物価高のもう一つの原因は、円安による輸入インフレである。アメリカの長期金利(10年物国債)2.8%に対して、日本は0.25%未満。日銀が指し値オペをやっているため、日米金利差は縮まらない。アメリカの予想インフレ率は2.8%と高いので、実質金利の差はそれほどないが、日銀が量的緩和をやめないかぎり、円安は止まらない。

財務省(時事通信より)

さらに化石燃料の値上がりで、図のように貿易赤字が拡大し、これが円安要因になっている。

資源インフレ→貿易赤字→円安→輸入インフレ

という悪循環が起こっているのだ。普通は円安になると輸出が増えて貿易赤字が減るが、今回は輸入インフレによる交易損失が大きいので、貿易赤字は今後も増えるだろう。

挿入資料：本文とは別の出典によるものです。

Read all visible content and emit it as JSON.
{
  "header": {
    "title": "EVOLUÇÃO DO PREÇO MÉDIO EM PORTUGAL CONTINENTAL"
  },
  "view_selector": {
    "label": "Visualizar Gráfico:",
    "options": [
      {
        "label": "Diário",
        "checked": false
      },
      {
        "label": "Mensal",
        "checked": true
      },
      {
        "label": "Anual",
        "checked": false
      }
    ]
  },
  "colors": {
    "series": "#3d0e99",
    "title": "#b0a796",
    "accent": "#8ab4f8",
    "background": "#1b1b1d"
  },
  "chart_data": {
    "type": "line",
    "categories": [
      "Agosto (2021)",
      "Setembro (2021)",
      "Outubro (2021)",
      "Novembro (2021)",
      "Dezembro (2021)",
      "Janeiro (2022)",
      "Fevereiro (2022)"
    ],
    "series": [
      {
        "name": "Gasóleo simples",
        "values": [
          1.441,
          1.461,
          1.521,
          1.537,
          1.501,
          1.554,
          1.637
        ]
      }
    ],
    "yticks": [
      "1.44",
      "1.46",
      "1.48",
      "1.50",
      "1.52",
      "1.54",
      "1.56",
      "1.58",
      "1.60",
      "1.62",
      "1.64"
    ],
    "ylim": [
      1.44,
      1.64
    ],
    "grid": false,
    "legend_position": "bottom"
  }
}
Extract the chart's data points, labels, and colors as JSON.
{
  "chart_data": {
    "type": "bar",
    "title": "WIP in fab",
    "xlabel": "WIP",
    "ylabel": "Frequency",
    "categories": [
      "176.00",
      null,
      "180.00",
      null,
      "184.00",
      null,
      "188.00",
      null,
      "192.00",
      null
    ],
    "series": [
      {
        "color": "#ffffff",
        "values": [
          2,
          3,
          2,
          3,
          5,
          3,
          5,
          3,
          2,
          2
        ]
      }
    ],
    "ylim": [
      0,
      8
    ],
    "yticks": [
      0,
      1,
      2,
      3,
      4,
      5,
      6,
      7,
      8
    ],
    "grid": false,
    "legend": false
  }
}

まず必要なのは、日銀の量的緩和をやめることだ。今月、携帯電話のマイナス1.5%がなくなったら、インフレ2%になることは明らかで、物価を抑制する局面である。指し値オペをやめるとともに、日銀当座預金のマイナス金利をやめ、金利を市場にまかせるべきだ。そうすれば為替レートは、120円台で安定するだろう。

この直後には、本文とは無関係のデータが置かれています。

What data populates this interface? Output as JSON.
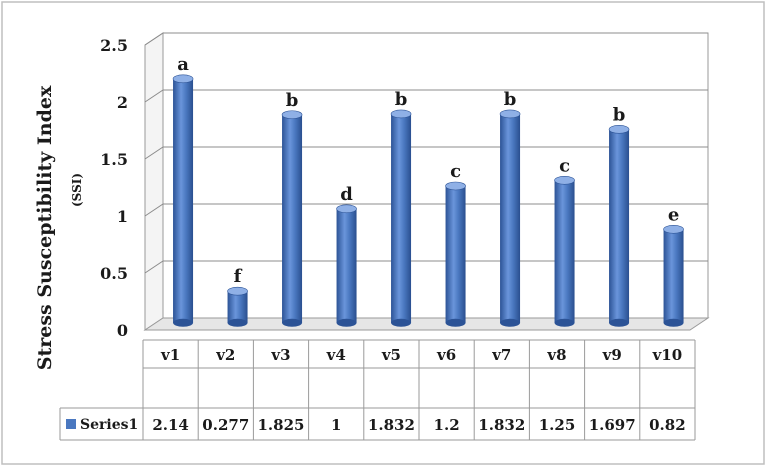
{
  "chart_data": {
    "type": "bar",
    "categories": [
      "v1",
      "v2",
      "v3",
      "v4",
      "v5",
      "v6",
      "v7",
      "v8",
      "v9",
      "v10"
    ],
    "series": [
      {
        "name": "Series1",
        "values": [
          2.14,
          0.277,
          1.825,
          1,
          1.832,
          1.2,
          1.832,
          1.25,
          1.697,
          0.82
        ],
        "value_labels": [
          "2.14",
          "0.277",
          "1.825",
          "1",
          "1.832",
          "1.2",
          "1.832",
          "1.25",
          "1.697",
          "0.82"
        ]
      }
    ],
    "letters": [
      "a",
      "f",
      "b",
      "d",
      "b",
      "c",
      "b",
      "c",
      "b",
      "e"
    ],
    "ylabel": "Stress Susceptibility Index",
    "ylabel_sub": "(SSI)",
    "ylim": [
      0,
      2.5
    ],
    "yticks": [
      "0",
      "0.5",
      "1",
      "1.5",
      "2",
      "2.5"
    ],
    "grid": true,
    "legend": "data-table-left",
    "bar_color": "#4a78c0",
    "bar_dark": "#2c5396",
    "bar_light": "#8fb0e6"
  }
}
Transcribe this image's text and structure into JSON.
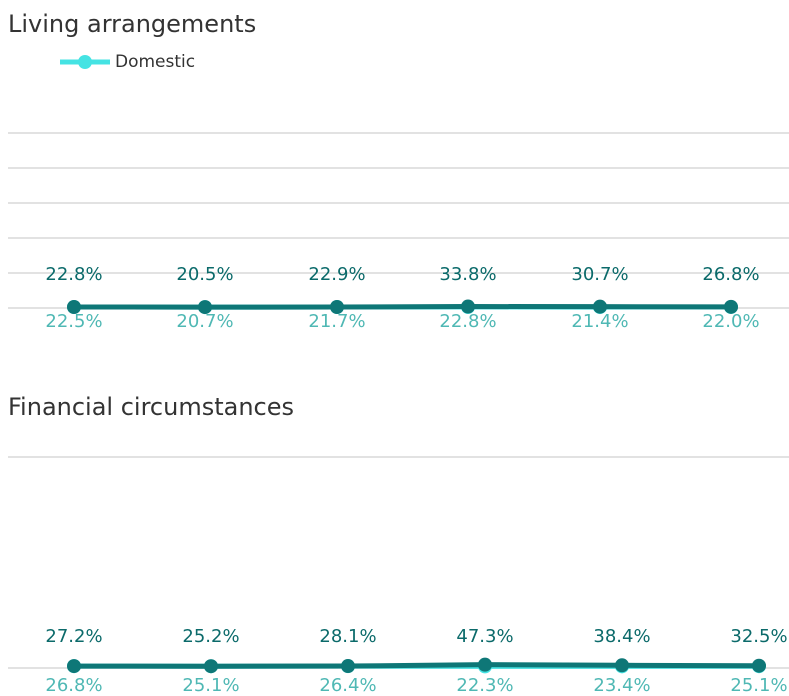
{
  "chart_data": [
    {
      "type": "line",
      "title": "Living arrangements",
      "categories": [
        null,
        null,
        null,
        null,
        null,
        null
      ],
      "series": [
        {
          "name": "Domestic",
          "color": "#45e3e3",
          "label_color": "#4fb8b4",
          "values": [
            22.5,
            20.7,
            21.7,
            22.8,
            21.4,
            22.0
          ],
          "value_labels": [
            "22.5%",
            "20.7%",
            "21.7%",
            "22.8%",
            "21.4%",
            "22.0%"
          ]
        },
        {
          "color": "#0e7777",
          "label_color": "#0b6a6a",
          "values": [
            22.8,
            20.5,
            22.9,
            33.8,
            30.7,
            26.8
          ],
          "value_labels": [
            "22.8%",
            "20.5%",
            "22.9%",
            "33.8%",
            "30.7%",
            "26.8%"
          ]
        }
      ],
      "ylim": [
        0,
        4000
      ],
      "yticks": [
        0,
        800,
        1600,
        2400,
        3200,
        4000
      ],
      "grid": true,
      "legend": "top-left"
    },
    {
      "type": "line",
      "title": "Financial circumstances",
      "categories": [
        null,
        null,
        null,
        null,
        null,
        null
      ],
      "series": [
        {
          "name": "Domestic",
          "color": "#45e3e3",
          "label_color": "#4fb8b4",
          "values": [
            26.8,
            25.1,
            26.4,
            22.3,
            23.4,
            25.1
          ],
          "value_labels": [
            "26.8%",
            "25.1%",
            "26.4%",
            "22.3%",
            "23.4%",
            "25.1%"
          ]
        },
        {
          "color": "#0e7777",
          "label_color": "#0b6a6a",
          "values": [
            27.2,
            25.2,
            28.1,
            47.3,
            38.4,
            32.5
          ],
          "value_labels": [
            "27.2%",
            "25.2%",
            "28.1%",
            "47.3%",
            "38.4%",
            "32.5%"
          ]
        }
      ],
      "ylim": [
        0,
        3000
      ],
      "yticks": [
        0,
        3000
      ],
      "grid": true
    }
  ]
}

資源インフレは脱炭素化や経済制裁による政治的現象なので、マクロ経済政策では止まらない。もっとも重要なのは供給のボトルネックの解消である。特に「特重」で止まったままの原発再稼動が緊急に必要だ。石炭火力を廃止する行政指導もやめ、火力を温存すべきだ。

重要なのは、安倍政権から続いてきたマクロ経済偏重をやめ、供給重視の経済政策に転換することだ。それはエネルギー政策や規制改革など政治的に困難なものが多いので、選挙前には無理だろうが、衰えた供給力を強化しないかぎり、インフレも円安も止まらない。